Children’s savings could be costing parents £6,000 in tax
Parents who regularly pay money into their child’s savings account could be faced with a tax bill of more than £6,000 over 18 years, according to Nationwide Building Society.
The tax problem is compounded because of the inequality between those children that have Child Trust Funds (CTF) and those that don’t. The first batch of CTF babies turned five in September this year and their parents can save up to £1,200 every year for 18 years2 tax-free. There are approximately 10 million children in the UK who are too old to qualify for a Child Trust Fund (CTF) and too young to invest in an ISA (over five and under 16) and are therefore denied the opportunity to save a tax-free lump sum of this size.
If these children’s parents are saving regularly on their behalf then the parents will become liable for income tax on the interest earned from their children’s savings once the income in any tax year exceeds £100. This means that a parent saving £100 a month (the maximum monthly savings deposit allowed on a CTF) for their child could have to start paying income tax on the interest within two years. Over 18 years this would be more than £6,000 in tax.
Nationwide is calling on the Government to change the tax rules to help these 10 million children and their parents. Matthew Carter, director for savings, says: “We are encouraged by the Government’s commitment to Child Trust Funds, however they are ignoring 10 million other children who are not eligible by not addressing this tax inequality.

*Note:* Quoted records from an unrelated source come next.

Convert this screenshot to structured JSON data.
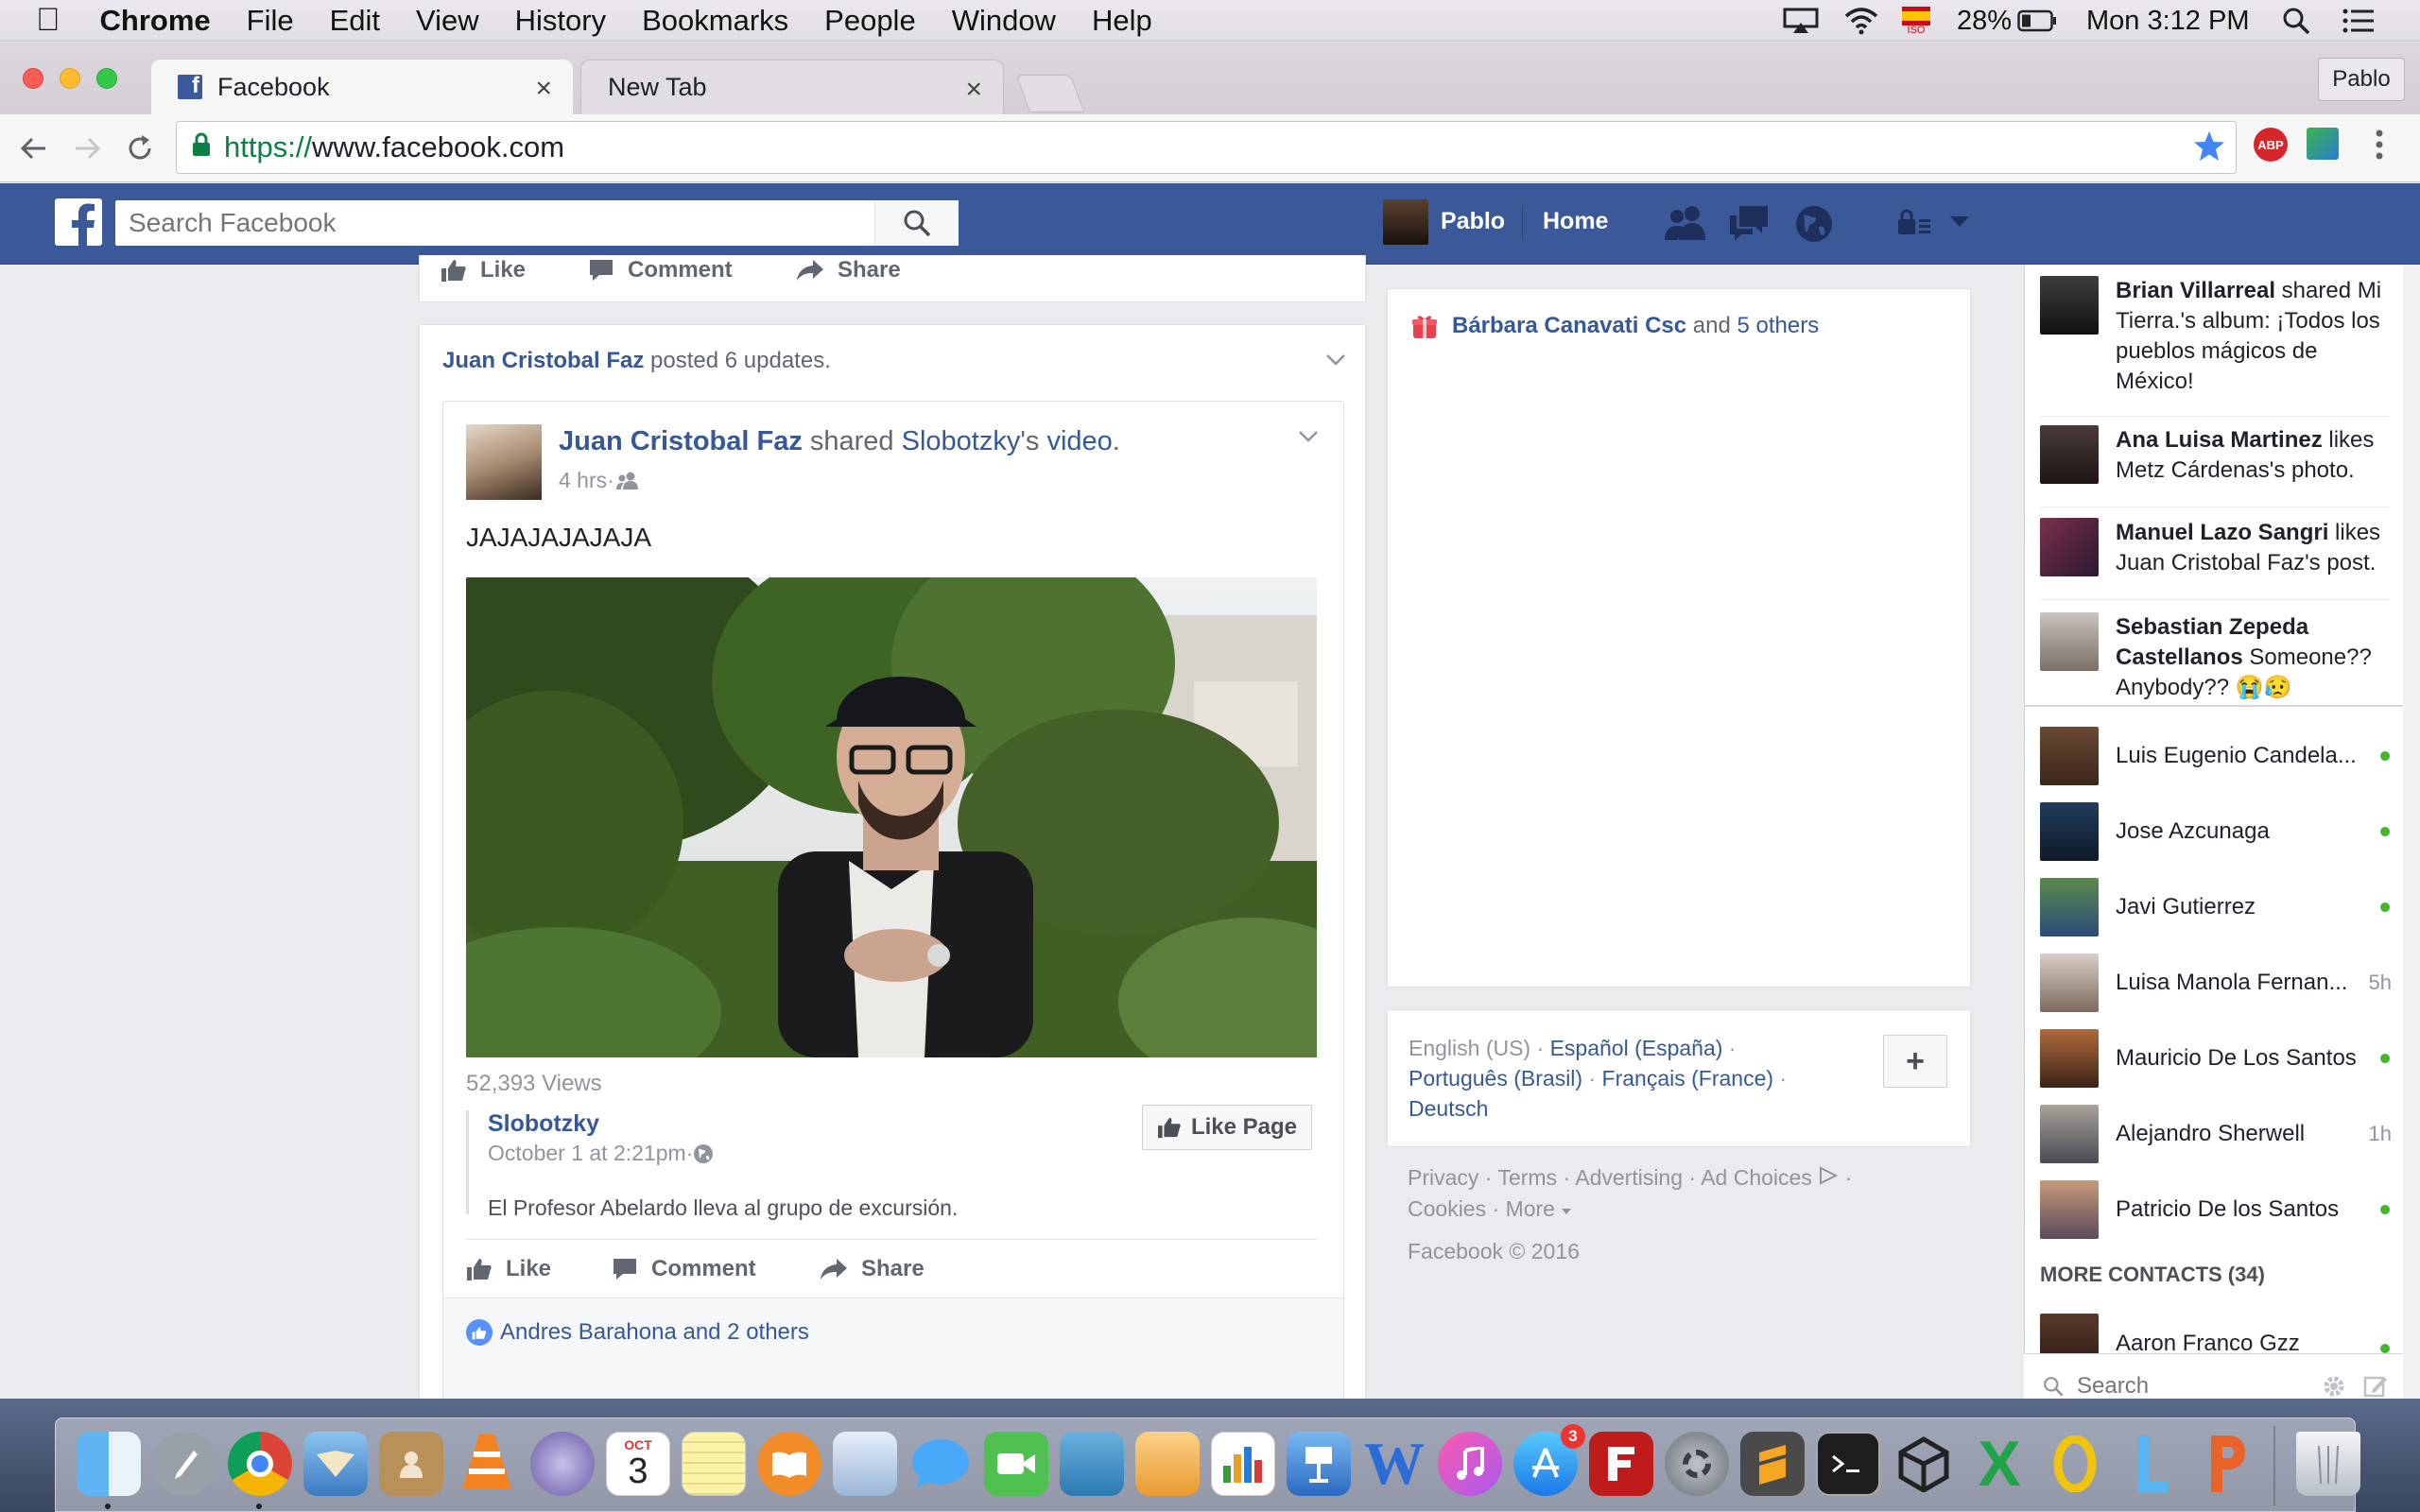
{
  "menubar": {
    "app": "Chrome",
    "items": [
      "File",
      "Edit",
      "View",
      "History",
      "Bookmarks",
      "People",
      "Window",
      "Help"
    ],
    "battery": "28%",
    "clock": "Mon 3:12 PM",
    "input_flag_label": "ISO"
  },
  "chrome": {
    "tabs": [
      {
        "title": "Facebook"
      },
      {
        "title": "New Tab"
      }
    ],
    "profile": "Pablo",
    "url_scheme": "https://",
    "url_host": "www.facebook.com",
    "abp_label": "ABP"
  },
  "fb": {
    "search_placeholder": "Search Facebook",
    "user": "Pablo",
    "home": "Home"
  },
  "top_actions": {
    "like": "Like",
    "comment": "Comment",
    "share": "Share"
  },
  "story": {
    "aggregate_name": "Juan Cristobal Faz",
    "aggregate_text": " posted 6 updates.",
    "author": "Juan Cristobal Faz",
    "verb": " shared ",
    "source": "Slobotzky",
    "possessive": "'s ",
    "object": "video",
    "period": ".",
    "time": "4 hrs",
    "separator": " · ",
    "message": "JAJAJAJAJAJA",
    "views": "52,393 Views",
    "page_name": "Slobotzky",
    "page_date": "October 1 at 2:21pm",
    "like_page": "Like Page",
    "description": "El Profesor Abelardo lleva al grupo de excursión.",
    "like": "Like",
    "comment": "Comment",
    "share": "Share",
    "reactions": "Andres Barahona and 2 others"
  },
  "right_col": {
    "birthday_name": "Bárbara Canavati Csc",
    "birthday_and": " and ",
    "birthday_others": "5 others",
    "languages": {
      "current": "English (US)",
      "dot": " · ",
      "espanol": "Español (España)",
      "portugues": "Português (Brasil)",
      "francais": "Français (France)",
      "deutsch": "Deutsch",
      "add": "+"
    },
    "footer": {
      "privacy": "Privacy",
      "terms": "Terms",
      "advertising": "Advertising",
      "ad_choices": "Ad Choices",
      "cookies": "Cookies",
      "more": "More",
      "copyright": "Facebook © 2016",
      "dot": " · "
    }
  },
  "ticker": [
    {
      "name": "Brian Villarreal",
      "text": " shared Mi Tierra.'s album: ¡Todos los pueblos mágicos de México!"
    },
    {
      "name": "Ana Luisa Martinez",
      "text": " likes Metz Cárdenas's photo."
    },
    {
      "name": "Manuel Lazo Sangri",
      "text": " likes Juan Cristobal Faz's post."
    },
    {
      "name": "Sebastian Zepeda Castellanos",
      "text": " Someone?? Anybody?? 😭😥"
    }
  ],
  "contacts": [
    {
      "name": "Luis Eugenio Candela...",
      "status": "online"
    },
    {
      "name": "Jose Azcunaga",
      "status": "online"
    },
    {
      "name": "Javi Gutierrez",
      "status": "online"
    },
    {
      "name": "Luisa Manola Fernan...",
      "status": "5h"
    },
    {
      "name": "Mauricio De Los Santos",
      "status": "online"
    },
    {
      "name": "Alejandro Sherwell",
      "status": "1h"
    },
    {
      "name": "Patricio De los Santos",
      "status": "online"
    }
  ],
  "more_contacts": "MORE CONTACTS (34)",
  "extra_contact": "Aaron Franco Gzz",
  "chat_search": "Search",
  "dock": {
    "calendar_month": "OCT",
    "calendar_day": "3",
    "appstore_badge": "3",
    "icons": [
      "finder-icon",
      "launchpad-icon",
      "chrome-icon",
      "mail-icon",
      "contacts-icon",
      "vlc-icon",
      "elgato-icon",
      "calendar-icon",
      "notes-icon",
      "ibooks-icon",
      "preview-icon",
      "messages-icon",
      "facetime-icon",
      "photo-booth-icon",
      "pages-icon",
      "numbers-icon",
      "keynote-icon",
      "word-icon",
      "itunes-icon",
      "app-store-icon",
      "filezilla-icon",
      "system-preferences-icon",
      "sublime-icon",
      "terminal-icon",
      "unity-icon",
      "excel-icon",
      "outlook-icon",
      "lync-icon",
      "powerpoint-icon",
      "trash-icon"
    ]
  }
}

“Having seen children’s savings balances increase by over 90% in the last six years, and with the average interest payment on children’s accounts at £92 this year, children and their parents are saving more and could find they will have to start paying tax on the interest earned. The Government should acknowledge this, by allowing non-CTF children the opportunity to save as much as their eligible counterparts in their non-CTF savings accounts.”